Role of Zic family proteins in transcriptional regulation and chromatin remodeling

Abstract

Proper functions of Zic proteins are essential for animals in health and disease. Here, we summarize our current understanding of the molecular properties and functions of the Zic family across animal species and paralog subtypes. Zics are basic proteins with some posttranslational modifications and can move to the cell nucleus via importin- and CRM1-based nucleocytoplasmic shuttling mechanisms. Degradation is mediated by the ubiquitin proteasome system. Many Zic proteins are capable of binding to two types of target DNA sequences (CTGCTG-core-type and GC-stretch-type).
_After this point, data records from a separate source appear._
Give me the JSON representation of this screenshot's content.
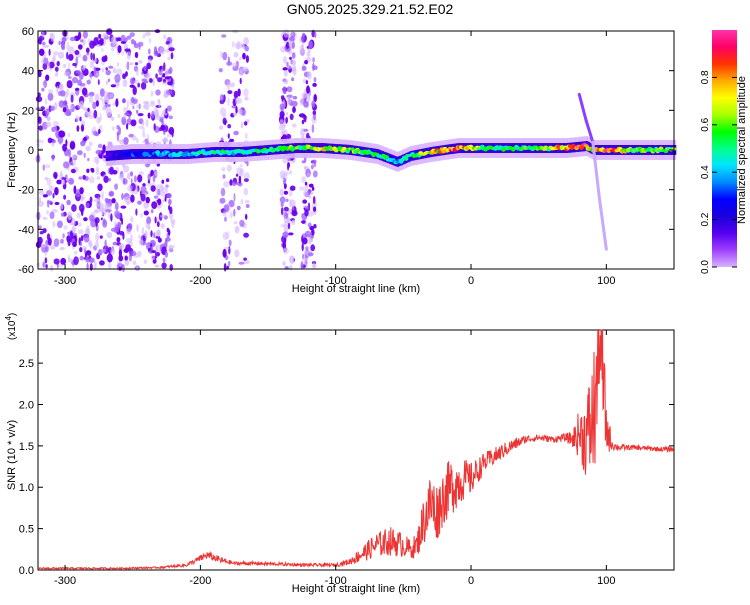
{
  "title": "GN05.2025.329.21.52.E02",
  "colors": {
    "signal": "#ee3333",
    "noise": "#6a00ee",
    "axis": "#000000"
  },
  "chart_data": [
    {
      "type": "heatmap",
      "xlabel": "Height of straight line (km)",
      "ylabel": "Frequency (Hz)",
      "xlim": [
        -320,
        150
      ],
      "ylim": [
        -60,
        60
      ],
      "xticks": [
        -300,
        -200,
        -100,
        0,
        100
      ],
      "yticks": [
        -60,
        -40,
        -20,
        0,
        20,
        40,
        60
      ],
      "colorbar": {
        "label": "Normalized spectral amplitude",
        "range": [
          0,
          1
        ],
        "ticks": [
          0.0,
          0.2,
          0.4,
          0.6,
          0.8
        ],
        "colormap": [
          "#d9b3ff",
          "#a040ff",
          "#5500ee",
          "#1a00dd",
          "#0000ff",
          "#0088ff",
          "#00e5ff",
          "#00ff88",
          "#00ff00",
          "#aaff00",
          "#ffff00",
          "#ffaa00",
          "#ff3300",
          "#ff0066",
          "#ff33aa"
        ]
      },
      "ridge": {
        "x": [
          -270,
          -250,
          -230,
          -210,
          -190,
          -170,
          -150,
          -130,
          -110,
          -90,
          -70,
          -55,
          -45,
          -30,
          -10,
          10,
          30,
          50,
          70,
          85,
          90,
          100,
          120,
          150
        ],
        "y": [
          -3,
          -2,
          -2,
          -2,
          -1,
          -1,
          0,
          1,
          1,
          0,
          -2,
          -6,
          -3,
          -1,
          1,
          1,
          1,
          1,
          1,
          2,
          0,
          0,
          0,
          0
        ],
        "amplitude": [
          0.15,
          0.3,
          0.4,
          0.45,
          0.55,
          0.5,
          0.55,
          0.6,
          0.75,
          0.65,
          0.55,
          0.45,
          0.55,
          0.75,
          0.9,
          0.55,
          0.55,
          0.6,
          0.85,
          0.9,
          0.7,
          1.0,
          0.6,
          0.6
        ]
      },
      "noise_bands_x": [
        [
          -320,
          -220
        ],
        [
          -185,
          -165
        ],
        [
          -140,
          -130
        ],
        [
          -125,
          -115
        ]
      ],
      "spike": {
        "x": [
          80,
          85,
          90,
          95,
          100
        ],
        "y": [
          28,
          15,
          4,
          -25,
          -50
        ]
      }
    },
    {
      "type": "line",
      "xlabel": "Height of straight line (km)",
      "ylabel": "SNR (10 * v/v)",
      "y_multiplier": "(x10",
      "y_multiplier_exp": "4",
      "y_multiplier_close": ")",
      "xlim": [
        -320,
        150
      ],
      "ylim": [
        0,
        2.9
      ],
      "xticks": [
        -300,
        -200,
        -100,
        0,
        100
      ],
      "yticks": [
        0.0,
        0.5,
        1.0,
        1.5,
        2.0,
        2.5
      ],
      "series": [
        {
          "x": [
            -320,
            -300,
            -260,
            -230,
            -210,
            -195,
            -185,
            -175,
            -160,
            -140,
            -120,
            -100,
            -90,
            -80,
            -70,
            -60,
            -50,
            -45,
            -40,
            -35,
            -30,
            -25,
            -20,
            -15,
            -10,
            -5,
            0,
            10,
            20,
            30,
            40,
            50,
            60,
            70,
            75,
            80,
            85,
            90,
            93,
            95,
            97,
            100,
            105,
            110,
            120,
            130,
            140,
            150
          ],
          "y": [
            0.02,
            0.02,
            0.02,
            0.03,
            0.06,
            0.18,
            0.12,
            0.08,
            0.08,
            0.07,
            0.06,
            0.06,
            0.1,
            0.2,
            0.3,
            0.35,
            0.3,
            0.25,
            0.3,
            0.6,
            0.8,
            0.7,
            0.9,
            1.0,
            1.05,
            1.1,
            1.1,
            1.3,
            1.4,
            1.5,
            1.58,
            1.6,
            1.58,
            1.6,
            1.58,
            1.65,
            1.6,
            1.8,
            2.2,
            2.9,
            2.4,
            1.7,
            1.5,
            1.48,
            1.48,
            1.47,
            1.46,
            1.46
          ],
          "noise_amplitude": [
            0.01,
            0.01,
            0.01,
            0.01,
            0.02,
            0.05,
            0.04,
            0.02,
            0.02,
            0.02,
            0.02,
            0.02,
            0.04,
            0.1,
            0.15,
            0.18,
            0.15,
            0.12,
            0.15,
            0.3,
            0.4,
            0.35,
            0.35,
            0.35,
            0.3,
            0.25,
            0.2,
            0.12,
            0.1,
            0.08,
            0.05,
            0.04,
            0.04,
            0.05,
            0.1,
            0.3,
            0.5,
            0.8,
            0.9,
            0.6,
            0.9,
            0.3,
            0.05,
            0.04,
            0.03,
            0.03,
            0.03,
            0.03
          ]
        }
      ]
    }
  ]
}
Recent chromatin immunoprecipitation assays showed that CTGCTG-core-type target sequences are enriched in enhancers. Nonetheless, the DNA binding is not always required for transcriptional regulation by Zic proteins. On the other hand, Zic proteins bind many proteins including transcription factors (Gli1–3, Tcf1 or Tcf4, Smad2 or Smad3, Oct4, Pax3, Cdx, and SRF), chromatin-remodeling factors (NuRD and NURF), and other nuclear enzymes (DNA-PK, PARP1, and RNA helicase A). Zic family–mediated gene expression control involves both their actions near the transcription start site and those affecting the global gene expression via binding to enhancers. Although Zic proteins perform essential functions in transcriptional regulation of Oct4 and Nanog expression via their promoters, recent genome-wide analyses of the Zic-binding sites and their downstream targets indicate that Zic proteins are associated with distant regulatory elements and are the critical enhancer-priming nuclear regulators in organismal development. Chromatin-remodeling complexes such as NuRD and NURF that interact with Zic proteins have been shown to participate in Zic-mediated enhancer regulation.